Jian Pei, Computing Science Professor
Think big data, and you might imagine exploding volumes of digital information as vast, faceless statistics. But for SFU computing science professor Jian Pei, people are at the heart of big data.
“We do not treat data or the software program as the core of our work: everything is connected to people,” says Pei. “Our research is based on helping people and developing solutions to improve their lives – for example, tools and methods for fraud detection.”
According to Microsoft Academic Search, Pei is one of the top 10 data mining authors in the world. He has been developing methods for working with huge volumes of digital information since 2008, years before the term big data was even coined.
“At first, we worked on query suggestions,” he says. “We looked at the questions people ask search engines, along with the context in which the questions were asked; then we tried to develop the answer that best fits the context."
The importance of context extends to his recent work in big data analysis. Fraud detection is a key application of data mining techniques, critical in many industries like finance, insurance and retail. For example, a fraudulent credit card transaction creates an outlier record with a non-typical value, which flags it as unusual activity.

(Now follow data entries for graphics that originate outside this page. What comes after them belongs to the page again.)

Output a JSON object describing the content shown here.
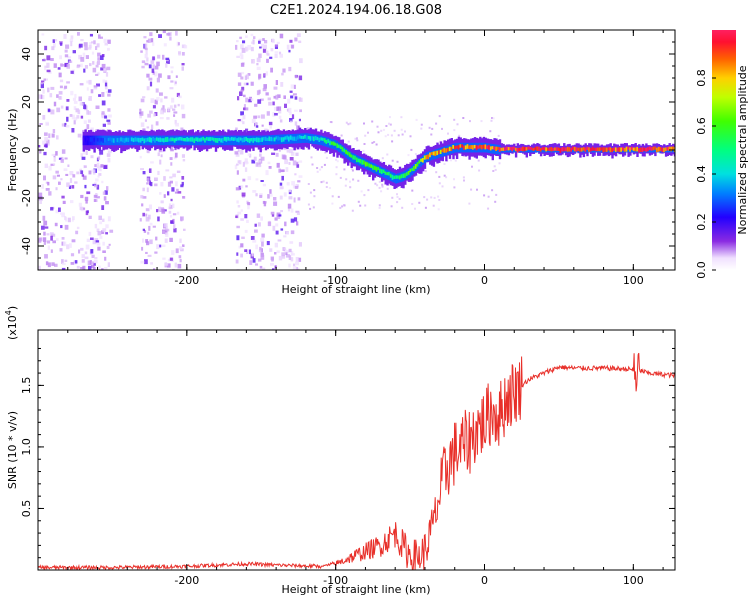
{
  "title": "C2E1.2024.194.06.18.G08",
  "chart_data": [
    {
      "type": "heatmap",
      "xlabel": "Height of straight line (km)",
      "ylabel": "Frequency (Hz)",
      "xlim": [
        -300,
        128
      ],
      "ylim": [
        -50,
        50
      ],
      "x_ticks": [
        -200,
        -100,
        0,
        100
      ],
      "x_tick_labels": [
        "-200",
        "-100",
        "0",
        "100"
      ],
      "y_ticks": [
        40,
        20,
        0,
        -20,
        -40
      ],
      "y_tick_labels": [
        "40",
        "20",
        "0",
        "-20",
        "-40"
      ],
      "ridge": {
        "x": [
          -270,
          -250,
          -200,
          -150,
          -120,
          -110,
          -100,
          -90,
          -80,
          -70,
          -60,
          -55,
          -50,
          -45,
          -40,
          -30,
          -20,
          -10,
          0,
          10,
          50,
          100,
          128
        ],
        "y": [
          4,
          4,
          4,
          4,
          5,
          4,
          2,
          -3,
          -6,
          -9,
          -12,
          -11,
          -9,
          -6,
          -3,
          -1,
          1,
          1,
          1,
          0,
          0,
          0,
          0
        ],
        "amplitude": [
          0.2,
          0.35,
          0.45,
          0.4,
          0.4,
          0.45,
          0.6,
          0.55,
          0.6,
          0.55,
          0.5,
          0.55,
          0.6,
          0.7,
          0.8,
          0.85,
          0.9,
          0.9,
          0.95,
          0.95,
          0.95,
          0.95,
          0.95
        ]
      },
      "noise_bands_x": [
        [
          -300,
          -252
        ],
        [
          -232,
          -202
        ],
        [
          -168,
          -124
        ]
      ],
      "colorbar": {
        "label": "Normalized spectral amplitude",
        "range": [
          0,
          1
        ],
        "ticks": [
          0.0,
          0.2,
          0.4,
          0.6,
          0.8
        ],
        "tick_labels": [
          "0.0",
          "0.2",
          "0.4",
          "0.6",
          "0.8"
        ]
      },
      "grid": false
    },
    {
      "type": "line",
      "xlabel": "Height of straight line (km)",
      "ylabel": "SNR (10 * v/v)",
      "y_scale_label": "(x10",
      "y_scale_exponent": "4",
      "xlim": [
        -300,
        128
      ],
      "ylim": [
        0,
        1.95
      ],
      "x_ticks": [
        -200,
        -100,
        0,
        100
      ],
      "x_tick_labels": [
        "-200",
        "-100",
        "0",
        "100"
      ],
      "y_ticks": [
        0.5,
        1.0,
        1.5
      ],
      "y_tick_labels": [
        "0.5",
        "1.0",
        "1.5"
      ],
      "series": [
        {
          "color": "#e8302a",
          "x": [
            -300,
            -250,
            -200,
            -160,
            -140,
            -110,
            -100,
            -90,
            -80,
            -70,
            -65,
            -60,
            -55,
            -50,
            -45,
            -40,
            -35,
            -30,
            -25,
            -20,
            -15,
            -10,
            -5,
            0,
            5,
            10,
            15,
            20,
            30,
            40,
            50,
            60,
            80,
            100,
            105,
            110,
            128
          ],
          "y": [
            0.02,
            0.02,
            0.03,
            0.05,
            0.04,
            0.03,
            0.05,
            0.1,
            0.15,
            0.2,
            0.25,
            0.3,
            0.2,
            0.12,
            0.1,
            0.15,
            0.35,
            0.6,
            0.85,
            0.95,
            1.0,
            1.05,
            1.15,
            1.2,
            1.3,
            1.25,
            1.4,
            1.45,
            1.55,
            1.6,
            1.65,
            1.64,
            1.64,
            1.63,
            1.62,
            1.6,
            1.58
          ]
        }
      ],
      "grid": false
    }
  ]
}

Pei explains: “For example, a credit card company may call you if you fill your car at a petrol station at 2 a.m. – this behavior is often considered an outlier without contextual information. But if we develop a program that looks at your transaction history, we can see that it’s Saturday and maybe you were at at a resturant or bar 1:00 a.m. We can look at your trajectory and see the petrol station is on your way home.” Other contextual factors like location, age group and occupation can help accurately flag outlier activity.
Pei is cognizant of the confidentiality and transparency challenges raised by the big data revolution. In 2008, his team was one of the first to suggest anonymization – encrypting or removing personally identifiable information from data sets – in social networks.
“It’s important that people are aware that they’re being captured by big data,” he says. “We looked at how data can be changed in a minimal way so it can’t be traced to a specific person.” The team’s research stimulated further discussion about ethics and big data, and influenced the subsequent publication of hundreds of papers on the same topic.
Pei teaches CMPT 456: Information Retrieval and Web Search, a popular undergraduate class filled with students keen to explore hot topics like web analytics, social network search engines and sponsored searches.
As a teacher, he advocates learning from experience. In their first class project, CMPT 456 students build a search engine from scratch using open source components.
“We start the course with what could traditionally be considered a final project,” says Pei. “Right from the beginning, students experience the topic first-hand and understand the challenges involved. They have the opportunity to build first, and then analyze what they’ve created.”
Pei hopes to instill in all his students the spirit of innovation. “When the time comes to look at how people solve these problems successfully, the students not only have a better understanding, but they have new ideas – novel ideas,” he says.
“I want my students to think outside the box and not be constrained by rules.”
Professor Jian Pei leads the newly launched Pacific Blue Cross big-data lab at SFU.